Configuring BDIF Interfaces (VXLAN Interfaces)

Procedure

1. Access the system view.

   system-view

2. Create a BD and access the BD view.

   bridge-domain bd-id

3. Create a VNI and associate it with the BD.

   vxlan vni vni-id

4. Return to the system view.

   quit

5. Create a BDIF interface and access the BDIF interface view.

   interface vbdif bd-id

   The specified BD must already exist.

6. Assign an IPv4 address to the interface.

   ip address ip-address { mask | mask-length } [ sub ]

   To assign the second and subsequent IPv4 addresses to the interface, configure the sub parameter in the ip address command.

7. Optional: Assign an IPv6 address to the interface.
   1. Enable the IPv6 capability on the interface.

      ipv6 enable

      By default, the IPv6 capability is disabled on the interface.

      Before performing IPv6 configurations in the interface view, enable the IPv6 capability in the interface view.

      To allow the interface to forward IPv6 packets, run the ipv6 command in the system view.

   2. Perform either of the following operations to configure an IPv6 link-local address:

      • To enable the system to automatically generate an IPv6 link-local address, run:

        ipv6 address auto link-local

        This is a recommended way to configure an IPv6 link-local address because the link-local address is only used for protocol-based communication between link-local nodes, regardless of communication between users.

        If no IPv6 link-local address is specified for an interface, the device automatically generates an IPv6 link-local address for the interface after an IPv6 global unicast address is specified for the interface.

      • To specify an IPv6 link-local address, run:

        ipv6 address ipv6-address link-local

        The prefix of an IPv6 link-local address is FE80::/10.

      

      Only a single link-local address can be configured on an interface. If you configure multiple link-local addresses on the same interface, only the last configuration takes effect.

   3. Assign a global unicast IPv6 address to the interface.
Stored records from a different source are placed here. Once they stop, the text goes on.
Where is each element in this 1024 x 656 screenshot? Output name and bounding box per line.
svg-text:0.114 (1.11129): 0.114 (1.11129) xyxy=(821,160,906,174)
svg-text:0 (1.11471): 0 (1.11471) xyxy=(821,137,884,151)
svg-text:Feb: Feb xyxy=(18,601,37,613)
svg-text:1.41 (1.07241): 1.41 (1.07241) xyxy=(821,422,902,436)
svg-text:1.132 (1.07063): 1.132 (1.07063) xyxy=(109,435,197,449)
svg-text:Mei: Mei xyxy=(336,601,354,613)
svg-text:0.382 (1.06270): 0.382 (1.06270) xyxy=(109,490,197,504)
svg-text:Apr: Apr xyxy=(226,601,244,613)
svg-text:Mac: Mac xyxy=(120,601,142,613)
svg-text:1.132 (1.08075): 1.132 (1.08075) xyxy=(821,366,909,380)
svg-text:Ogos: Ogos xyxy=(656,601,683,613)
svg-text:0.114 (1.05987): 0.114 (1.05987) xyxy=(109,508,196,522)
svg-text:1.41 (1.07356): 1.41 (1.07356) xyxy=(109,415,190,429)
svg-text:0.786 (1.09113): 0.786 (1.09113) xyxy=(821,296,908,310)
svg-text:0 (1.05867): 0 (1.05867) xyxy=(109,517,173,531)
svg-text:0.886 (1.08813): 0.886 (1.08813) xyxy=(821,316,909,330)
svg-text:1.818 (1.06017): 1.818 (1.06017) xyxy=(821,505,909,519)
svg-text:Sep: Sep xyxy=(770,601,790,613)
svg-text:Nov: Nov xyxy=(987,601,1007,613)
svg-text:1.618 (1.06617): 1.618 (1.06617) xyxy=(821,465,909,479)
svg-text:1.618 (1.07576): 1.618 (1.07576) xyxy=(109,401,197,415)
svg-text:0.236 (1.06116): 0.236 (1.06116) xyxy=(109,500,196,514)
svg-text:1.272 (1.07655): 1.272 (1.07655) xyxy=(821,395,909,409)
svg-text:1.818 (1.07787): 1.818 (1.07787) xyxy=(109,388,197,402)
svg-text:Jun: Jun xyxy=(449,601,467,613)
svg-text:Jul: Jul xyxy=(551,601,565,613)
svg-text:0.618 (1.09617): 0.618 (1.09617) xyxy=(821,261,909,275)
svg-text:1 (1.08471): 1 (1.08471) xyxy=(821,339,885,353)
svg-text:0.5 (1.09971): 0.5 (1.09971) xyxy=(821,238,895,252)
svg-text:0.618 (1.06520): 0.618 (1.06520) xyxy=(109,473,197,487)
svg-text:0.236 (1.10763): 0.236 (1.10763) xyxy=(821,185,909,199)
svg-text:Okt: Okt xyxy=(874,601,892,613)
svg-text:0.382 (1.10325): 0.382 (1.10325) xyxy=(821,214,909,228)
      ipv6 address { ipv6-address | ipv6-address/prefix-length } [ eui-64 ]

      An EUI-64 address supports the same function as a global unicast address. The difference between the two addresses is as follows:

      • Only the network bits need to be specified for the EUI-64 address, because the host bits are transformed from the MAC addresses of the interface. The prefix length of the network bits in an EUI-64 address must not be longer than 64 bits.
      • A complete 128-bit address needs to be specified for the global unicast address.

      The EUI-64 address and global unicast address can be configured simultaneously or separately. However, IP addresses configured for the same interface cannot be on the same network segment.

8. Optional: Configure a MAC address for the interface. By default, use the system MAC address.

   mac-address mac-address

9. Optional: Set the interface MTU.

   • To set an IPv4 MTU for the interface, run:

     mtu mtu

   

   If a packet is added with a non-fragment flag and the packet length exceeds the interface MTU, the FW drops the packet.

10. Optional: Enable strict ARP entry learning.

    arp learning strict { force-enable | force-disable | trust }

    

    • If the key word force-enable of the command is selected, the FW learns only reply packets for the ARP request packets sent itself.
    • If the key word force-disable of the command is selected, the strict ARP entry learning function on the interface is disabled.
    • If the key word trust of the command is selected, the strict ARP entry learning function on the interface is disabled and the global ARP entry learning function is enabled.
    Strict ARP entry learning adopts the following longest-match rules:

    • If strict ARP entry learning is configured both on the interface and globally, strict ARP entry learning on the interface is preferred.
    • If strict ARP entry learning is not configured on the interface, the global strict ARP entry learning is enabled.

11. Optional: Configure an interface description.

    description interface-description

12. Optional: Specify the alias for an interface.

    alias alias

13. Optional: Set the maximum bandwidth for upstream traffic on the interface.

    bandwidth ingress bandwidth-number

14. Optional: Set the maximum bandwidth for downstream traffic on the interface.

    bandwidth egress bandwidth-number

15. Optional: Enable access control on an interface.

    service-manage enable

    By default, access control is enabled on interfaces.

16. Optional: Allow or block HTTP, HTTPS, Ping, SSH, SNMP, NETCONF, or Telnet access to the FW.

    service-manage { http | https | ping | ssh | snmp | netconf | telnet | all } { permit | deny }

    The service-manage command allows an administrator to manage a FW through a specified interface even if no security policy is enforced for traffic between the Local zone and the security zone to which the interface belongs.

17. Optional: Restore the access control management function of an interface to the default setting.

    reset service-manage

18. Optional: Configure the sticky load balancing function.

    redirect-reverse next-hop ipv4-address
    ipv6 redirect-reverse next-hop ipv6-address

    After this command is configured, the FW directly uses the inbound interface as the outbound interface of the response packet when forwarding the response packet, instead of searching the routing table for an outbound interface.